Some elected officials therefore seek to force the platforms to take their responsibilities. In May, shortly after a draft of the judgment prepared by the Supreme Court was leaked to the press, American elected officials wrote a letter to the CEO of Google, Sundar Pichai, warning of the risk posed to citizens the collection of geolocation data by the digital giant.
Then, in early June, Democratic Rep. Sara Jacobs tabled a bill titled “My Body, My Data.” The text aims to further protect the personal data of users in terms of health, but cannot hope to be voted on without the support of the Republicans, as noted by the Washington Post. Along with three Democratic senators, Sara Jacobs also asked the Federal Trade Commission (FTC), the US trade regulator, to investigate how Google and Apple use users’ mobile browsing data, accusing the two companies of “unfair and deceptive practices” allowing ” collecting and selling the personal data of hundreds of millions of users” of smartphones.

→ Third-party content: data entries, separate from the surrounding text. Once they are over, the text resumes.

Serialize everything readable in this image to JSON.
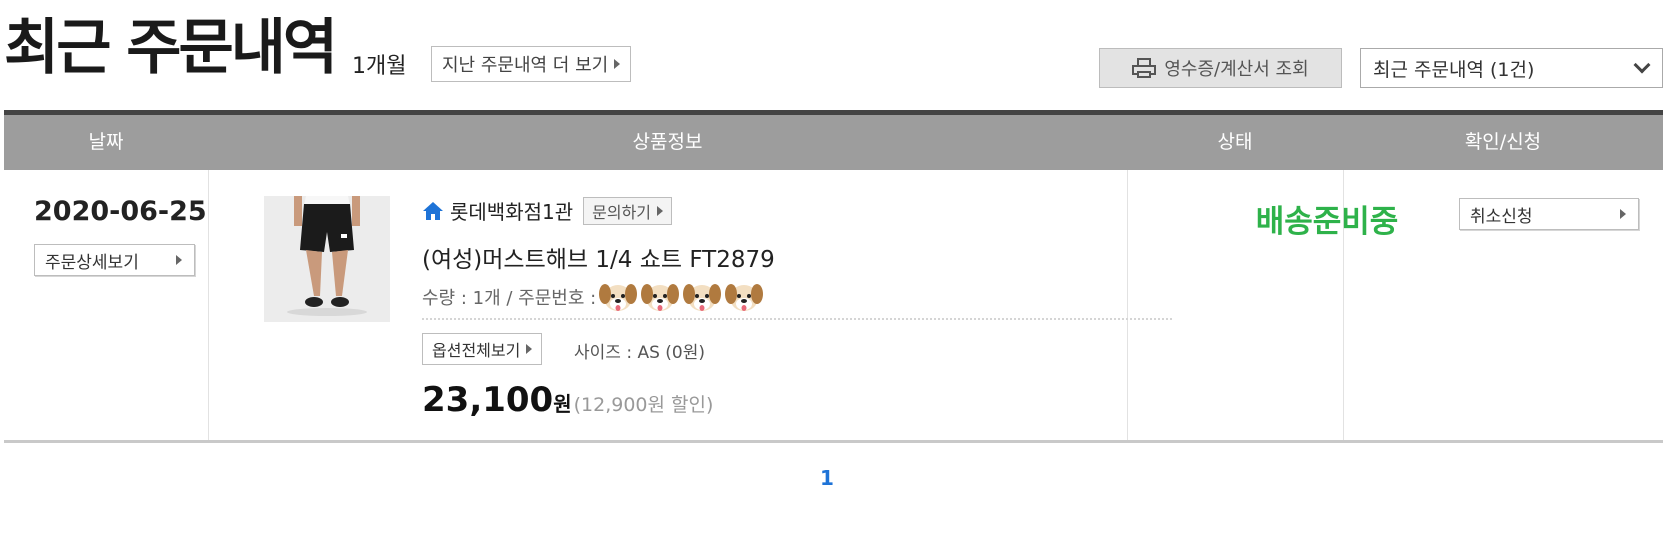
{
  "header": {
    "title": "최근 주문내역",
    "period": "1개월",
    "more_orders_label": "지난 주문내역 더 보기",
    "receipt_label": "영수증/계산서 조회",
    "filter_selected": "최근 주문내역 (1건)"
  },
  "table": {
    "columns": [
      "날짜",
      "상품정보",
      "상태",
      "확인/신청"
    ]
  },
  "order": {
    "date": "2020-06-25",
    "detail_button": "주문상세보기",
    "store": "롯데백화점1관",
    "inquiry_button": "문의하기",
    "product_name": "(여성)머스트해브 1/4 쇼트 FT2879",
    "quantity_text": "수량 : 1개 / 주문번호 :",
    "order_number_masked_icons": [
      "dog-emoji-icon",
      "dog-emoji-icon",
      "dog-emoji-icon",
      "dog-emoji-icon"
    ],
    "option_button": "옵션전체보기",
    "option_text": "사이즈 : AS (0원)",
    "price": "23,100",
    "price_unit": "원",
    "discount_text": "(12,900원 할인)",
    "status": "배송준비중",
    "status_color": "#2eb24a",
    "cancel_button": "취소신청"
  },
  "pagination": {
    "current_page": "1",
    "accent_color": "#1e73d7"
  }
}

In the meantime, messages explaining how to cover one’s tracks online for people wishing to learn about abortion procedures are multiplying. Information notices which could themselves become illegal in the long term, notes the site The Verge, certain groups of anti-abortion activists, like the National Right to Life Committee, campaigning for any assistance given to someone wishing to have an abortion to also be punishable by law. In Texas, a law passed in September 2021 already allows, as the Protocol site notes, to prosecute, for example, a VTC driver who transported someone going to have an abortion or a pro-abortion association collecting donations online.